Güneşin ışıkları odaya hafif hafif süzülürken uykusuzluktan küçülmüş gözlerimle elimdeki fotoğrafa baktım. Daha çok tanımamama rağmen sırf dinine bağlı diye, Allah için evet demiştim ben ona. Burada da zaten yabancı bir gülüş vardı suratımda. Çok belliydi aşık olmadan evlenme kararı aldığım. Diğer fotoğrafa geçiş yaptım. Bu sefer onun grip olduğu gün çekildiğimiz fotoğraftı. Burda onun burnu akarken iğrenir gibi baktığı, benimde buna kahkaha attığım bir şekildeydik. Burda gerçekten gözlerimizde samimiyet vardı. Önceki fotoğraf gibi değildi bu... Tekrar bir kaç fotoğraf değiştirip en sonuncuda durdum. Buradaki fotoğrafı uyandığım gün Rümeysa uzaktan çekmişti. Mustafa yatağın kenarında oturuyordu. Yorgun bakışlarımla ona gülümserken o (öyle sandığım) aşık gözlerle bakıyordu bana. Ona çabuk kanmam beni en tepeden aşağıya böyle çakmıştı. Şimdi daha iyi anlıyordum ki ben ona aşıktım. Ve şimdi bu imkansız aşkı içimden nasıl atacaktım bilmiyordum.

Kapımın tıklanmasıyla telefonu kapatıp içeri giren Rümeysa'ya baktım.

"Hayırdır erkencisin?"  dedim. Normalde hayatta uyanmazdı Rümeysa bu saatte.
Üzerine eşofmanlarını giymişti.

"Göl kenarında güzel bir yürüyüşten sonra kahvaltı yaparız diye düşündüm."

Söylediği şey eskiden bana ne kadar çekici geliyorsa şimdi o kadar gelmiyordu.

"Rümeysa canım hiç istemiyor."

Odaya tamamen girip dolabın önüne geçti. Birkaç spor kıyafet çıkarıp yatağın üstüne koydu ve üzerine bir iki defa vurdu.

"Hemen giyiniyorsun. Bende piknik sepetini hazırlıyorum."

Beni dinlemeden odadan çıkıp kapıyı kapattı. Ofladım. Belki biraz iyi gelebilirdi. Birkaç saat aklımdan çıkarmayı başarabilirdim.
Yatağımın üstüne koyduğu kıyafetleri giyip başörtümü yaptım. Saat 8 olmuştu biz çıkanakadar.

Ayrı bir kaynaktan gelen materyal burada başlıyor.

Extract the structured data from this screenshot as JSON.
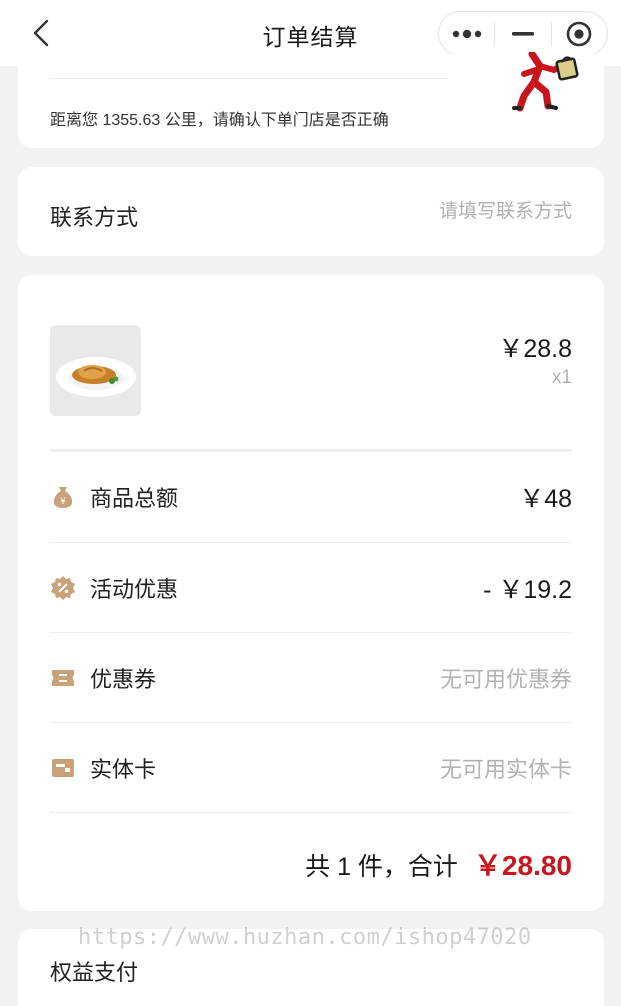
{
  "navbar": {
    "title": "订单结算"
  },
  "store": {
    "distance_text": "距离您 1355.63 公里，请确认下单门店是否正确"
  },
  "contact": {
    "label": "联系方式",
    "placeholder": "请填写联系方式"
  },
  "product": {
    "name": "",
    "price": "￥28.8",
    "quantity": "x1"
  },
  "summary": {
    "rows": [
      {
        "label": "商品总额",
        "value": "￥48",
        "icon": "money-bag-icon"
      },
      {
        "label": "活动优惠",
        "value": "- ￥19.2",
        "icon": "discount-icon"
      },
      {
        "label": "优惠券",
        "value": "无可用优惠券",
        "icon": "coupon-icon"
      },
      {
        "label": "实体卡",
        "value": "无可用实体卡",
        "icon": "card-icon"
      }
    ],
    "total_text": "共 1 件，合计",
    "total_amount": "￥28.80"
  },
  "benefit": {
    "label": "权益支付"
  },
  "watermark": "https://www.huzhan.com/ishop47020",
  "colors": {
    "accent": "#c8161e",
    "icon_brown": "#c9a27a",
    "background": "#f2f2f2"
  }
}
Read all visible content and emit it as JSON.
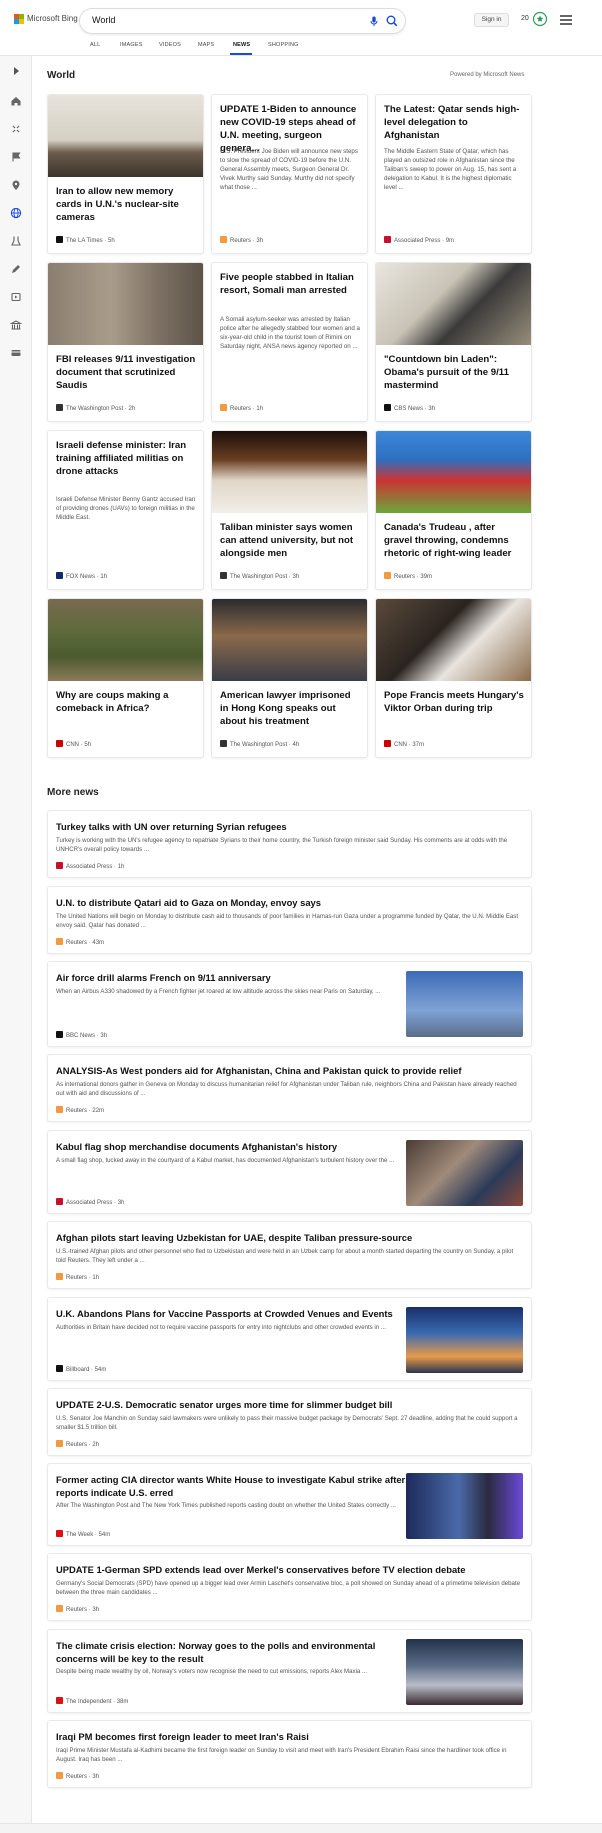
{
  "header": {
    "brand": "Microsoft Bing",
    "query": "World",
    "sign_in": "Sign in",
    "points": "20"
  },
  "tabs": [
    "ALL",
    "IMAGES",
    "VIDEOS",
    "MAPS",
    "NEWS",
    "SHOPPING"
  ],
  "active_tab": "NEWS",
  "rail_icons": [
    "expand-icon",
    "home-icon",
    "recommended-icon",
    "flag-icon",
    "location-icon",
    "globe-icon",
    "science-icon",
    "technology-icon",
    "entertainment-icon",
    "money-icon",
    "card-icon"
  ],
  "world": {
    "heading": "World",
    "powered": "Powered by Microsoft News"
  },
  "cards": [
    {
      "title": "Iran to allow new memory cards in U.N.'s nuclear-site cameras",
      "snippet": "",
      "source": "The LA Times",
      "time": "5h",
      "src_color": "#111"
    },
    {
      "title": "UPDATE 1-Biden to announce new COVID-19 steps ahead of U.N. meeting, surgeon genera...",
      "snippet": "U.S. President Joe Biden will announce new steps to slow the spread of COVID-19 before the U.N. General Assembly meets, Surgeon General Dr. Vivek Murthy said Sunday. Murthy did not specify what those ...",
      "source": "Reuters",
      "time": "3h",
      "src_color": "#f29a3d"
    },
    {
      "title": "The Latest: Qatar sends high-level delegation to Afghanistan",
      "snippet": "The Middle Eastern State of Qatar, which has played an outsized role in Afghanistan since the Taliban's sweep to power on Aug. 15, has sent a delegation to Kabul. It is the highest diplomatic level ...",
      "source": "Associated Press",
      "time": "9m",
      "src_color": "#c8102e"
    },
    {
      "title": "FBI releases 9/11 investigation document that scrutinized Saudis",
      "snippet": "",
      "source": "The Washington Post",
      "time": "2h",
      "src_color": "#333"
    },
    {
      "title": "Five people stabbed in Italian resort, Somali man arrested",
      "snippet": "A Somali asylum-seeker was arrested by Italian police after he allegedly stabbed four women and a six-year-old child in the tourist town of Rimini on Saturday night, ANSA news agency reported on ...",
      "source": "Reuters",
      "time": "1h",
      "src_color": "#f29a3d"
    },
    {
      "title": "\"Countdown bin Laden\": Obama's pursuit of the 9/11 mastermind",
      "snippet": "",
      "source": "CBS News",
      "time": "3h",
      "src_color": "#111"
    },
    {
      "title": "Israeli defense minister: Iran training affiliated militias on drone attacks",
      "snippet": "Israeli Defense Minister Benny Gantz accused Iran of providing drones (UAVs) to foreign militias in the Middle East.",
      "source": "FOX News",
      "time": "1h",
      "src_color": "#0f2a6b"
    },
    {
      "title": "Taliban minister says women can attend university, but not alongside men",
      "snippet": "",
      "source": "The Washington Post",
      "time": "3h",
      "src_color": "#333"
    },
    {
      "title": "Canada's Trudeau , after gravel throwing, condemns rhetoric of right-wing leader",
      "snippet": "",
      "source": "Reuters",
      "time": "39m",
      "src_color": "#f29a3d"
    },
    {
      "title": "Why are coups making a comeback in Africa?",
      "snippet": "",
      "source": "CNN",
      "time": "5h",
      "src_color": "#cc0000"
    },
    {
      "title": "American lawyer imprisoned in Hong Kong speaks out about his treatment",
      "snippet": "",
      "source": "The Washington Post",
      "time": "4h",
      "src_color": "#333"
    },
    {
      "title": "Pope Francis meets Hungary's Viktor Orban during trip",
      "snippet": "",
      "source": "CNN",
      "time": "37m",
      "src_color": "#cc0000"
    }
  ],
  "more_news": {
    "heading": "More news",
    "items": [
      {
        "title": "Turkey talks with UN over returning Syrian refugees",
        "snippet": "Turkey is working with the UN's refugee agency to repatriate Syrians to their home country, the Turkish foreign minister said Sunday. His comments are at odds with the UNHCR's overall policy towards ...",
        "source": "Associated Press",
        "time": "1h",
        "src_color": "#c8102e"
      },
      {
        "title": "U.N. to distribute Qatari aid to Gaza on Monday, envoy says",
        "snippet": "The United Nations will begin on Monday to distribute cash aid to thousands of poor families in Hamas-run Gaza under a programme funded by Qatar, the U.N. Middle East envoy said. Qatar has donated ...",
        "source": "Reuters",
        "time": "43m",
        "src_color": "#f29a3d"
      },
      {
        "title": "Air force drill alarms French on 9/11 anniversary",
        "snippet": "When an Airbus A330 shadowed by a French fighter jet roared at low altitude across the skies near Paris on Saturday, ...",
        "source": "BBC News",
        "time": "3h",
        "src_color": "#111"
      },
      {
        "title": "ANALYSIS-As West ponders aid for Afghanistan, China and Pakistan quick to provide relief",
        "snippet": "As international donors gather in Geneva on Monday to discuss humanitarian relief for Afghanistan under Taliban rule, neighbors China and Pakistan have already reached out with aid and discussions of ...",
        "source": "Reuters",
        "time": "22m",
        "src_color": "#f29a3d"
      },
      {
        "title": "Kabul flag shop merchandise documents Afghanistan's history",
        "snippet": "A small flag shop, tucked away in the courtyard of a Kabul market, has documented Afghanistan's turbulent history over the ...",
        "source": "Associated Press",
        "time": "3h",
        "src_color": "#c8102e"
      },
      {
        "title": "Afghan pilots start leaving Uzbekistan for UAE, despite Taliban pressure-source",
        "snippet": "U.S.-trained Afghan pilots and other personnel who fled to Uzbekistan and were held in an Uzbek camp for about a month started departing the country on Sunday, a pilot told Reuters. They left under a ...",
        "source": "Reuters",
        "time": "1h",
        "src_color": "#f29a3d"
      },
      {
        "title": "U.K. Abandons Plans for Vaccine Passports at Crowded Venues and Events",
        "snippet": "Authorities in Britain have decided not to require vaccine passports for entry into nightclubs and other crowded events in ...",
        "source": "Billboard",
        "time": "54m",
        "src_color": "#111"
      },
      {
        "title": "UPDATE 2-U.S. Democratic senator urges more time for slimmer budget bill",
        "snippet": "U.S. Senator Joe Manchin on Sunday said lawmakers were unlikely to pass their massive budget package by Democrats' Sept. 27 deadline, adding that he could support a smaller $1.5 trillion bill.",
        "source": "Reuters",
        "time": "2h",
        "src_color": "#f29a3d"
      },
      {
        "title": "Former acting CIA director wants White House to investigate Kabul strike after reports indicate U.S. erred",
        "snippet": "After The Washington Post and The New York Times published reports casting doubt on whether the United States correctly ...",
        "source": "The Week",
        "time": "54m",
        "src_color": "#d11"
      },
      {
        "title": "UPDATE 1-German SPD extends lead over Merkel's conservatives before TV election debate",
        "snippet": "Germany's Social Democrats (SPD) have opened up a bigger lead over Armin Laschet's conservative bloc, a poll showed on Sunday ahead of a primetime television debate between the three main candidates ...",
        "source": "Reuters",
        "time": "3h",
        "src_color": "#f29a3d"
      },
      {
        "title": "The climate crisis election: Norway goes to the polls and environmental concerns will be key to the result",
        "snippet": "Despite being made wealthy by oil, Norway's voters now recognise the need to cut emissions, reports Alex Maxia ...",
        "source": "The Independent",
        "time": "38m",
        "src_color": "#d11"
      },
      {
        "title": "Iraqi PM becomes first foreign leader to meet Iran's Raisi",
        "snippet": "Iraqi Prime Minister Mustafa al-Kadhimi became the first foreign leader on Sunday to visit and meet with Iran's President Ebrahim Raisi since the hardliner took office in August. Iraq has been ...",
        "source": "Reuters",
        "time": "3h",
        "src_color": "#f29a3d"
      }
    ]
  },
  "colors": {
    "accent": "#174ae4",
    "rail_bg": "#f7f7f7"
  }
}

"Hadi Sümeyye! Ben çıkıyorum."

Çantamı koluma takıp odadan çıktım. Vestiyerin önünde ayakkabılarımı giyip dışarı çıktım ve kapıyı kilitleyip anahtarı çantama attım.

"Bekle beni geliyorum."

Rümeysa bana o kadar fark atmıştı ki ona yetişmek için adeta koşuyordum.

"Ya Rümeysa yavaş!"

Ben ona yetişenekadar o sola çoktan dönmüştü. Yanımdaki yüksek çalılıklardan dolayı onu göremiyordum. Görüş alanıma girsin diye uğraşırken önümdeki taş bana merhaba dedi ve ben yere kapaklandım.

"Ağğhh beni bul zaten!" diye kendi kendime söylenirken çalıların arkasından bir ses duydum. Bir erkek sesiydi.

"Bu imkansız Mehmet. Ben onunla hiç beraber olmadım."

Bu... Bu Mustafa'nın sesiydi. Olduğum yere iyice sinip onu dinlemeye çalıştım.

"Evet sonuçlar bunu gösterirken bunu söylemek imkansız ama olmadı diyorum. Bu işte bir iş var."

Allah'ım lütfen öyle birşey olsun diye dua ederken tam çalıların arkasında Mustafa'nın durduğunu hissettim. Gölgesi benim önüme düşüyordu. Iyice olduğum yere sindim beni görmemesi için.

"Zorla onunla evlendirecekler beni. Yüzüne bile bakmaya dayanamadığım kadınla evlenmek... ağhh nefret ediyorum."

Sanırım yere vurmuştu ki toprağı bana doğru uçtu. Çok sinirli olduğu her halinden belliydi.

"Ben Sümeyyesiz yapamam Mehmet. Onu çok geç buldum bu kadar çabuk kaybedemem."

Sol gözümden bir damla dudağıma doğru hareket etti. Beni seviyordu işte. O kızla mecburiyetten birlikteydi. Yapmadım diyordu. İyide neden bunu kanıtlamıyordu!